Wilfork wasn’t the only guy starting to slide, and that helped the Pats’ chances of getting him. The Saints got good value with Will Smith at No. 18, at which point the Vikings and Dolphins flipped the No. 19 and 20 picks. The Dolphins took Carey, and given that the Vikings had selected Kevin Williams 19th overall a year earlier and also had Chris Hovan, they didn’t seem a landing spot for Wilfork. They weren’t, as Minnesota took highly regarded defensive end Kenechi Udeze.
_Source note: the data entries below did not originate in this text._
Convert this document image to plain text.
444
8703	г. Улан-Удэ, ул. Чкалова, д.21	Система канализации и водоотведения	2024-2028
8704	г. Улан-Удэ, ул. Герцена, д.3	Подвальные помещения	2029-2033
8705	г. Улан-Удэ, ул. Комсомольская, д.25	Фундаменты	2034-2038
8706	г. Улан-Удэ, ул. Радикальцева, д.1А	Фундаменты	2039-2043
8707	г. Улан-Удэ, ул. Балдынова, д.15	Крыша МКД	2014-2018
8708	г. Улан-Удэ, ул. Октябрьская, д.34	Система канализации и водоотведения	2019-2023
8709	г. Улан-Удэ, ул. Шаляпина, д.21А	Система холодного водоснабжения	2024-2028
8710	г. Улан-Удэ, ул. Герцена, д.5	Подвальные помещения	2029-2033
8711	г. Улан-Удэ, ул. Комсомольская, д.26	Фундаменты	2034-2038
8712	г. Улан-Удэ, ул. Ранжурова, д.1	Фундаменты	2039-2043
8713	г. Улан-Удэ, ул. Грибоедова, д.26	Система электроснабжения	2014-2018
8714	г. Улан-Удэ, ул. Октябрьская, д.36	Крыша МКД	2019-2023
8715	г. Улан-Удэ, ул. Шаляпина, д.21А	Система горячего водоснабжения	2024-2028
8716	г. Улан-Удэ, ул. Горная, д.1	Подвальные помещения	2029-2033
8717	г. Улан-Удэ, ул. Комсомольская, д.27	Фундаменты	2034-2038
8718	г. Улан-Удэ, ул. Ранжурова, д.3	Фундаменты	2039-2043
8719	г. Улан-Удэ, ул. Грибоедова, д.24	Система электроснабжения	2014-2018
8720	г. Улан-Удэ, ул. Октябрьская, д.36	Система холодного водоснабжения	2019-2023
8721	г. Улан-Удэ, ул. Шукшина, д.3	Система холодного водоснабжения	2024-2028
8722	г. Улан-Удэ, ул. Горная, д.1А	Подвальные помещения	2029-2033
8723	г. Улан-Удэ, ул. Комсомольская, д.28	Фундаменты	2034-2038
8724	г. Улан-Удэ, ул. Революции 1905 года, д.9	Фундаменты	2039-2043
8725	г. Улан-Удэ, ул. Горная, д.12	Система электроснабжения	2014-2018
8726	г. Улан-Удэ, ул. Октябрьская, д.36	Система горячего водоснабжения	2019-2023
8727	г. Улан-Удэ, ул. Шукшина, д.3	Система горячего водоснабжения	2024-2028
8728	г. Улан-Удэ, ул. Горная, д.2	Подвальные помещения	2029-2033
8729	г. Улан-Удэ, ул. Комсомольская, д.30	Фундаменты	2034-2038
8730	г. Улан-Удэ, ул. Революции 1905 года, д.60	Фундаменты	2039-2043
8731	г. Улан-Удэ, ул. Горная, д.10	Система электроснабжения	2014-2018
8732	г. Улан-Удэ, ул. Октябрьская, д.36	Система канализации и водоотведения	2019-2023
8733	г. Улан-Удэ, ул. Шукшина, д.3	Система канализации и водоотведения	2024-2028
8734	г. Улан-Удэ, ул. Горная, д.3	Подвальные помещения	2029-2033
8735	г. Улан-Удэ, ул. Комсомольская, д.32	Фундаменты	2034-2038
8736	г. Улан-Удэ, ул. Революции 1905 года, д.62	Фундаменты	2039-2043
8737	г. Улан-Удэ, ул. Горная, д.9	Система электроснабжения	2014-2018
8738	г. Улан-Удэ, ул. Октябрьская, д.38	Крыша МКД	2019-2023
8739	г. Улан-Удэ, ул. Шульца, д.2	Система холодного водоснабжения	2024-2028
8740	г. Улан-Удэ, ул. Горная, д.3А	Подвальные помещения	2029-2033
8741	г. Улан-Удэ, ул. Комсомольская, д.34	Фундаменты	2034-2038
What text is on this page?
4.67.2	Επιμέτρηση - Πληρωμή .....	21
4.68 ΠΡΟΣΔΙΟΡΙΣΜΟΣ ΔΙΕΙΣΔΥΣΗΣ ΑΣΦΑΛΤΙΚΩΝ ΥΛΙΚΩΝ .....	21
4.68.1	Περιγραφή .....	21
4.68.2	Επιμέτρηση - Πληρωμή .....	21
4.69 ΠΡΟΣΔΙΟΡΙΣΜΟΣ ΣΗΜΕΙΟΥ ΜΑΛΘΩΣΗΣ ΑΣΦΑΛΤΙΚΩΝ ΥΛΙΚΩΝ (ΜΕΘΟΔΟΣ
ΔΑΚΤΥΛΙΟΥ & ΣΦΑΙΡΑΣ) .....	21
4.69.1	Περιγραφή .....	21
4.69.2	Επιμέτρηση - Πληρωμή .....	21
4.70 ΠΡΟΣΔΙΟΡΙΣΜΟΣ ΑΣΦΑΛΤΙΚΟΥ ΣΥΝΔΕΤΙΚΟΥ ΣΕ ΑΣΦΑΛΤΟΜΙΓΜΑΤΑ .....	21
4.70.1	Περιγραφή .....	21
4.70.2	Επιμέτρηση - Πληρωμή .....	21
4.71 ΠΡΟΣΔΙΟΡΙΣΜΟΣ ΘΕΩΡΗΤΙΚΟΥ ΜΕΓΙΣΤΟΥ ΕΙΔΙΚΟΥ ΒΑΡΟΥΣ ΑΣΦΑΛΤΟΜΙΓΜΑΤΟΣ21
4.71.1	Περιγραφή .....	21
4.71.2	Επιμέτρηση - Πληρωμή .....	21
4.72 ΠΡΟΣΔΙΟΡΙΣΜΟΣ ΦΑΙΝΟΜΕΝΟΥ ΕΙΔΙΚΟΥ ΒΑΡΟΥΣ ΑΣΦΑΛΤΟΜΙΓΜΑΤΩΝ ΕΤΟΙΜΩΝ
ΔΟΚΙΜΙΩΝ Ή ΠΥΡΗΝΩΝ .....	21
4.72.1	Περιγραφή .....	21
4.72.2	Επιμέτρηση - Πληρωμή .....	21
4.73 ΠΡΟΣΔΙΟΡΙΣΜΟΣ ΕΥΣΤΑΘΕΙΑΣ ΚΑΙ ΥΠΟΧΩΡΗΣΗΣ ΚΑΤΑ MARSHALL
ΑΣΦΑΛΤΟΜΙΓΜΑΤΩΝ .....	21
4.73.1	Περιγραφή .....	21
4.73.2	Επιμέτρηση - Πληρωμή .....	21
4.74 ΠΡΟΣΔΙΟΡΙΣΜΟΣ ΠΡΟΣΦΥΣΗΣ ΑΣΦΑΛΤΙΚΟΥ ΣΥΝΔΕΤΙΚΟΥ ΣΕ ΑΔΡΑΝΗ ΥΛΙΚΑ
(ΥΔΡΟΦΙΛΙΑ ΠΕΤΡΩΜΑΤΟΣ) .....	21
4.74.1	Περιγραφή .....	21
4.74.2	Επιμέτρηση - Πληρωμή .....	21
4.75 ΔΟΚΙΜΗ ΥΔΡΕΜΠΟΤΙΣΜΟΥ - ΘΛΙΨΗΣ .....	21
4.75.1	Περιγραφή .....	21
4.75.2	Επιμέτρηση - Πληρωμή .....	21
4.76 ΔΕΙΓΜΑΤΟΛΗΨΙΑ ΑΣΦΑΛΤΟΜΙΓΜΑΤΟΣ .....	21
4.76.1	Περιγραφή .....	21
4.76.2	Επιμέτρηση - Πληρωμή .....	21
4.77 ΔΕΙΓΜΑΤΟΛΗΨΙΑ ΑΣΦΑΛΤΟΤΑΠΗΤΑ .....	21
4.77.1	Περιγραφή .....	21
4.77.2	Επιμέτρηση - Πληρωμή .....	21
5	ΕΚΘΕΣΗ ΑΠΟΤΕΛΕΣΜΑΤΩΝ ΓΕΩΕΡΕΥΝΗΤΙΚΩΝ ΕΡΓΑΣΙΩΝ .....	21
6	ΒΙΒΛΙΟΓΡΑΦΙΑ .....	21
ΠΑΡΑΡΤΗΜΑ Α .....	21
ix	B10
Had the Patriots not already shipped a second-round pick to Cincinnati for Corey Dillon that offseason, perhaps they might have had a decision to make with Steven Jackson having also slid. Taking Wilfork was a no-brainer, however, and his selection played a major factor in them getting to four Super Bowls and winning two. Wilfork was a five-time Pro Bowler and four-time All-Pro (first team once, second team three times).
Robinson had a fine six seasons for the Texans before money ruined the relationship and he fled for Atlanta in free agency. The Texans obviously ended up getting Wilfork in the 2014 offseason, but it’s interesting to wonder what the trickle-down effect for both franchises would have been had they taken him in ’04.